В качестве экспериментальной модели, отражающей дегенеративные процессы в сетчатке, выбирают культуру заднего отдела глаза крыс. Исследование проводят на крысах линии Wistar, обоего пола, весом 200 г.
Крыс забивают с помощью эфирного наркоза, из энуклеированных глаз под микроскопическим контролем удаляют микрохирургическим путем переднюю камеру глаза (роговица, хрусталик, жидкость передней камеры глаза и ростовую зону сетчатки с радужкой). Изолированные задние отделы глаз культивируют в питательной среде 199 без добавления сыворотки крови в присутствии препарата регуляторного пептида, выделенного из нейральной сетчатки глаза позвоночных в конечной концентрации, соответствующей 10-10 мг белка/мл. Препарат регуляторного пептида добавляют в питательную среду 199 в соотношении 1:10 (по объему) 1 раз в начале культивирования заднего отдела глаза крыс in vitro.
Культуры инкубируют в стерильных условиях в течение 45-50 часов при температуре 37°С. В качестве контроля изучают задние отделы глаза, культивированные в питательной среде 199, в которую не добавляют препарата. Влияние исследуемого препарата регуляторного пептида, выделенного из нейральной сетчатки, оценивают по морфологическому состоянию тканей заднего отдела глаза крысы. Для каждого культивированного образца проводят сравнительный морфологический анализ состояния четырех тканей, составляющих задний отдел глаза: склеральный отдел, сосудистая оболочка, пигментный эпителий сетчатки, нейральная сетчатка (ганглиозный слой, наружный и внутренний сетчатые слои, наружный и внутренний ядерные слои, слой отростков фоторецепторов).
При длительном культивировании заднего отдела глаза взрослых особей позвоночных животных in vitro во всех тканях наблюдают развитие деструктивных явлений, в частности, в нейральной сетчатке и пигментном эпителии сетчатки, которые характерны для ряда ретинопатий, а также для пигментного ретинита у человека. В настоящем исследовании на вторые сутки в контрольных культурах наблюдают картину развития дегенеративных процессов во всех тканях заднего отдела глаза. Следует отметить, что среди первых в изучаемых тканях были идентифицированы нарушения адгезивных межклеточных взаимодействий, топографически тесное взаимодействие между тканями нарушается. В контроле наблюдают картину, предшествующую началу разрушения тканей глаза и адгезивных связей между ними. Внутри склеры обнаруживают полости, а в сосудистой оболочке наблюдают разрывы и отслойку от склеральной оболочки.
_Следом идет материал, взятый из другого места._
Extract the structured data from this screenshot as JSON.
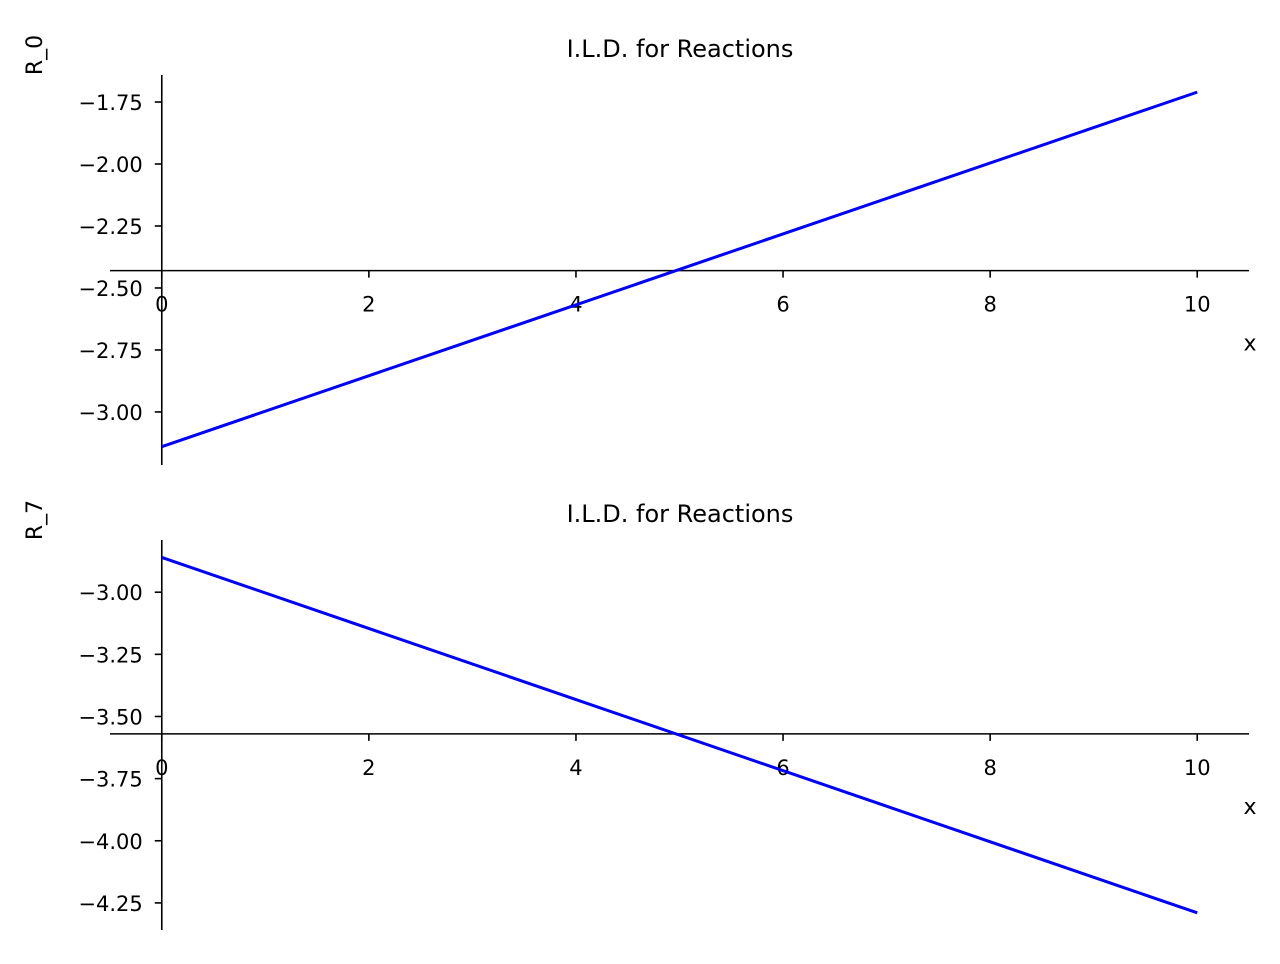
{
  "chart_data": [
    {
      "type": "line",
      "title": "I.L.D. for Reactions",
      "xlabel": "x",
      "ylabel": "R_0",
      "xlim": [
        -0.5,
        10.5
      ],
      "ylim": [
        -3.214,
        -1.641
      ],
      "xticks": [
        0,
        2,
        4,
        6,
        8,
        10
      ],
      "yticks": [
        -1.75,
        -2.0,
        -2.25,
        -2.5,
        -2.75,
        -3.0
      ],
      "ytick_labels": [
        "−1.75",
        "−2.00",
        "−2.25",
        "−2.50",
        "−2.75",
        "−3.00"
      ],
      "x_axis_at_y": -2.43,
      "grid": false,
      "color": "#0000ff",
      "series": [
        {
          "x": [
            0,
            10
          ],
          "y": [
            -3.14,
            -1.71
          ]
        }
      ]
    },
    {
      "type": "line",
      "title": "I.L.D. for Reactions",
      "xlabel": "x",
      "ylabel": "R_7",
      "xlim": [
        -0.5,
        10.5
      ],
      "ylim": [
        -4.359,
        -2.79
      ],
      "xticks": [
        0,
        2,
        4,
        6,
        8,
        10
      ],
      "yticks": [
        -3.0,
        -3.25,
        -3.5,
        -3.75,
        -4.0,
        -4.25
      ],
      "ytick_labels": [
        "−3.00",
        "−3.25",
        "−3.50",
        "−3.75",
        "−4.00",
        "−4.25"
      ],
      "x_axis_at_y": -3.57,
      "grid": false,
      "color": "#0000ff",
      "series": [
        {
          "x": [
            0,
            10
          ],
          "y": [
            -2.86,
            -4.29
          ]
        }
      ]
    }
  ]
}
Во всех слоях сетчатки отмечают нарушения межклеточных контактных взаимодействий. Слой отростков фоторецепторов имеет рыхлую структуру, обнаруживают значительное количество сломанных отростков в интерфоторецепторном матриксе. Ширина интерфоторецепторного матрикса варьируется в участках среза и местами очень велика. Происходит также частичное разрушение пигментного эпителия за счет нарушения межклеточных контактов в пределах монослоя. Таким образом, картина состояния тканей заднего отдела глаза крыс в значительной степени отражает состояние, которое характеризуется как начальный этап развития деструкции тканей глаза. Такую картину состояния тканей заднего отдела глаза наблюдают при различных заболеваниях сетчатки у человека, например при дистрофии и пигментном ретините.
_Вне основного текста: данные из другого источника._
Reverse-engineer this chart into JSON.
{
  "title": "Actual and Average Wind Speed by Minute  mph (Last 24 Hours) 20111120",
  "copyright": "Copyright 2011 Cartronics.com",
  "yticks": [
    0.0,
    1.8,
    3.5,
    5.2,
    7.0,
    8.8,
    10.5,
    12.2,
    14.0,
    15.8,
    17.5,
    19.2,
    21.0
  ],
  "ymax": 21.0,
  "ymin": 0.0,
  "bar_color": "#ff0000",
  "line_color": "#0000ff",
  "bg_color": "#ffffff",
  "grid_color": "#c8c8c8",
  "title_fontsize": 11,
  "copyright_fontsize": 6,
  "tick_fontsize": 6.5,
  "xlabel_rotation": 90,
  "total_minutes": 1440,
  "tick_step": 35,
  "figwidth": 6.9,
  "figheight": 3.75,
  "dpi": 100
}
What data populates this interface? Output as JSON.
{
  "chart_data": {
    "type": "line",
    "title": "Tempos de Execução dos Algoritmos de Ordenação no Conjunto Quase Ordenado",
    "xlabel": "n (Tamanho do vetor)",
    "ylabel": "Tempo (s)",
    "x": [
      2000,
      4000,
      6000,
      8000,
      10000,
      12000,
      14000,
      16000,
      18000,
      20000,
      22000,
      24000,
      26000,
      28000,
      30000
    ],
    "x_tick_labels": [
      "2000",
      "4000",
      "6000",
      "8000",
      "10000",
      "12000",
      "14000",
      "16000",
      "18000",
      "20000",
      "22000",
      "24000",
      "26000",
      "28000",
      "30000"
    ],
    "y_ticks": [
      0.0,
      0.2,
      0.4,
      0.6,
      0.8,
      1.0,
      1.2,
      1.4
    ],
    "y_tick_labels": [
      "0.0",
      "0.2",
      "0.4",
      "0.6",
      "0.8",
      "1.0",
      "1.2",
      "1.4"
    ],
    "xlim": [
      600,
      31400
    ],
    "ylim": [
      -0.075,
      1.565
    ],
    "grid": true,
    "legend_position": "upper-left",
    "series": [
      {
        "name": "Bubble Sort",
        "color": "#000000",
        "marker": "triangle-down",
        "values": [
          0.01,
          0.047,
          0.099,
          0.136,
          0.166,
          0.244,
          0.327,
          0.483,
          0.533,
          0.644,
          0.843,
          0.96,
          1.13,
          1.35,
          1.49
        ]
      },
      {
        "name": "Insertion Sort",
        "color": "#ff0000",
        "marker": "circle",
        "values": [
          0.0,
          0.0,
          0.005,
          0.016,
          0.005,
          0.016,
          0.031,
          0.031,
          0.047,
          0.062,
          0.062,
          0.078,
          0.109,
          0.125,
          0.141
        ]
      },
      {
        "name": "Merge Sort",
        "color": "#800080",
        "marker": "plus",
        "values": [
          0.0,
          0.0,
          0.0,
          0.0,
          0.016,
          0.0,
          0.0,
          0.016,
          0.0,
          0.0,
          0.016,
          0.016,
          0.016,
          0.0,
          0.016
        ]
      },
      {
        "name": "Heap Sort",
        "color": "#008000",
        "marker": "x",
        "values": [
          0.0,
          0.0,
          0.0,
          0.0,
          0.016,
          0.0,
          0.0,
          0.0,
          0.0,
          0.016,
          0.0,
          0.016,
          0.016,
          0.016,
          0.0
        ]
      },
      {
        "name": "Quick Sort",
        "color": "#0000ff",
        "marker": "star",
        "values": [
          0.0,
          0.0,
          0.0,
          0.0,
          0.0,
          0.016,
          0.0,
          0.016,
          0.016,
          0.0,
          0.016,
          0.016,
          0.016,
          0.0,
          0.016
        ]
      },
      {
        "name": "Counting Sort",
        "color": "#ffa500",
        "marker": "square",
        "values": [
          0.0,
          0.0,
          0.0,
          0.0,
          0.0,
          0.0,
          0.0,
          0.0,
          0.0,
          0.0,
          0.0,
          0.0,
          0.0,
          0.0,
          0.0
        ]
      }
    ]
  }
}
Добавление в среду культивирования препарата регуляторного пептида, выделенного из нейральной сетчатки глаза, способствует сохранению пространственной организации тканей заднего отдела глаза, сохраняются межтканевые взаимодействия: пигментный эпителий - сетчатка. Кроме того, отмечают достоверное увеличение толщины сосудистой оболочки по сравнению с контролем, что в свою очередь свидетельствует о сосудорасширяющем действии исследуемого регуляторного пептида. Оценку относительной толщины различных слоев сетчатки и сосудистой оболочки после культивирования проводят на полутонких срезах.
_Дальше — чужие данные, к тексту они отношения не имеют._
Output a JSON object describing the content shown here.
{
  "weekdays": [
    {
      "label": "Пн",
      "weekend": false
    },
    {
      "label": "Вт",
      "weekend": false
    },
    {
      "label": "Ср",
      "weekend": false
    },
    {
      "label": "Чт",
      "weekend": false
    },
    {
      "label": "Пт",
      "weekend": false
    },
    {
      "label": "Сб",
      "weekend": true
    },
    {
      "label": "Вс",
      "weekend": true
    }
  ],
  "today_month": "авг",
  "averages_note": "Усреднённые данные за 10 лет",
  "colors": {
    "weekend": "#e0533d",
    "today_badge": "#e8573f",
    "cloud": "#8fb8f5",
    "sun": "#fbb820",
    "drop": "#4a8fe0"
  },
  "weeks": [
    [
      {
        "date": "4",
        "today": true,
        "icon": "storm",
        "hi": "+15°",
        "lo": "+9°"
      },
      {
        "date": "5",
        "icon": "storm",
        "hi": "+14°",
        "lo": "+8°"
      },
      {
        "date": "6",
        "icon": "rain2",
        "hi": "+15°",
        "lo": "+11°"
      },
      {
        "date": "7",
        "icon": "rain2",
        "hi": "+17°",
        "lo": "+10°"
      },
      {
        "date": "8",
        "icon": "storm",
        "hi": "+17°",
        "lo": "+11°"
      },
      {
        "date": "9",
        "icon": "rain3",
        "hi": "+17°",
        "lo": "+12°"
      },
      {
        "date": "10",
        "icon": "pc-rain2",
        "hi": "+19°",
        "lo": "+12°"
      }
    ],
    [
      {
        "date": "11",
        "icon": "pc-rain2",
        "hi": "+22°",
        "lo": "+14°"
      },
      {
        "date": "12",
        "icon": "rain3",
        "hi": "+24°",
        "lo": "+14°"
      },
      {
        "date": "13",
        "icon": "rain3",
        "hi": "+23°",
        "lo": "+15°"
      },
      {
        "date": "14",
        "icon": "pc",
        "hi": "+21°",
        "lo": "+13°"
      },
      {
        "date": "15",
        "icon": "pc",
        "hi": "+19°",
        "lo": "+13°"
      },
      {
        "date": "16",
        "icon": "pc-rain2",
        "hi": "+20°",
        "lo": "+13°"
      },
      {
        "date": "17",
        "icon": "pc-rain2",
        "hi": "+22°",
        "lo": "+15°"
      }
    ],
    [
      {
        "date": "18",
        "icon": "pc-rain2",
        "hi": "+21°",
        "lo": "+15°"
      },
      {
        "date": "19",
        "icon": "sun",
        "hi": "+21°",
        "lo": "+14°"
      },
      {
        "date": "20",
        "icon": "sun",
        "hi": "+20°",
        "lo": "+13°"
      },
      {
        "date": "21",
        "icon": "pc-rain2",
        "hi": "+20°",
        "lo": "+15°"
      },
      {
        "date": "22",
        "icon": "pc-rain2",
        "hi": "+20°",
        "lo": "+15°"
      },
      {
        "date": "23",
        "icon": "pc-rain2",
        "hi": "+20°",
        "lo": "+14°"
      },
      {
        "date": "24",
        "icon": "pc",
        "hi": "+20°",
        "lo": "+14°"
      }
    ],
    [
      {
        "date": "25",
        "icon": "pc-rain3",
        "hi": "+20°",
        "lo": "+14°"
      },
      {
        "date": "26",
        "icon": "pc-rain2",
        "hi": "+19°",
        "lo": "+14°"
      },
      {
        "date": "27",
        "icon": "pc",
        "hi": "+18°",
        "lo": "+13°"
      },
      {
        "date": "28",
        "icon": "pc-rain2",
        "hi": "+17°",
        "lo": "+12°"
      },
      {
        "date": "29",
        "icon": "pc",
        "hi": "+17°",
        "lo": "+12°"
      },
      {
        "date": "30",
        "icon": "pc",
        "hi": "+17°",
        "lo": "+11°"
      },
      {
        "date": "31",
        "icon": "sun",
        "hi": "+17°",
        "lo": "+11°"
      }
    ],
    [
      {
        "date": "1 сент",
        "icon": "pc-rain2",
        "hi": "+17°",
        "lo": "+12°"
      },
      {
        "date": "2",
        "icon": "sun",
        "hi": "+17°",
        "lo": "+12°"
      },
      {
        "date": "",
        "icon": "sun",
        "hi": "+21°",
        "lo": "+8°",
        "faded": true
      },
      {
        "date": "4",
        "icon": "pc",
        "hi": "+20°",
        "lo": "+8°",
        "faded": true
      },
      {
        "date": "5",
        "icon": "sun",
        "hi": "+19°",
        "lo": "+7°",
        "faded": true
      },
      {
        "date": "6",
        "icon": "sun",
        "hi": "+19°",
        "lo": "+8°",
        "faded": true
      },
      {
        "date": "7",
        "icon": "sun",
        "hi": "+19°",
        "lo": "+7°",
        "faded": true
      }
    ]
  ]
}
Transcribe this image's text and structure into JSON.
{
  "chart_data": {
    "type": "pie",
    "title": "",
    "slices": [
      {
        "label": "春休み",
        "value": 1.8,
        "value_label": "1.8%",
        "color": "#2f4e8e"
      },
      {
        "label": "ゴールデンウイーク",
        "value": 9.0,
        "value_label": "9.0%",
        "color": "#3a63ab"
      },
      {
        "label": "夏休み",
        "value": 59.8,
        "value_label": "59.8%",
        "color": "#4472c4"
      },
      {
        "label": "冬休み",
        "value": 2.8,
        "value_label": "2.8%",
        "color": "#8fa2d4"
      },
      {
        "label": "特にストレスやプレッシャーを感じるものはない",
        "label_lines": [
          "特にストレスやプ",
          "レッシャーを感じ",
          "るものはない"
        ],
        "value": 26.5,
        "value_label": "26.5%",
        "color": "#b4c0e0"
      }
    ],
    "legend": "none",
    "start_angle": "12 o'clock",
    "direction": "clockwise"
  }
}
Наблюдают плотное взаимодействие между отростками фоторецепторов и микровиллями клеток пигментного эпителия, что свидетельствует о сохранении в интерфоторецепторном пространстве адгезии клеток сетчатки и пигментного эпителия, играющей принципиальную роль в осуществлении зрительной функции. Отростки большего числа фоторецепторов сохраняют целостность. Эпителиальный слой пигментных клеток не претерпевает разрушений, а упаковка клеток в нем остается более плотной, чем в контроле. Добавление препарата изучаемого регуляторного пептида в культуральную среду способствует увеличению жизнеспособности клеток Мюллеровской глии (р<0,05). Как известно, клетки Мюллера являются потенциальным клеточным резервом при восстановительных и репаративных процессах в сетчатке, возникающих при дегенерациях различного рода. В связи с этим полученные данные приобретают дополнительную значимость в плане использования регуляторного пептида, выделенного из нейральной сетчатки глаза, при нейродегенеративных заболеваниях сетчатки глаза.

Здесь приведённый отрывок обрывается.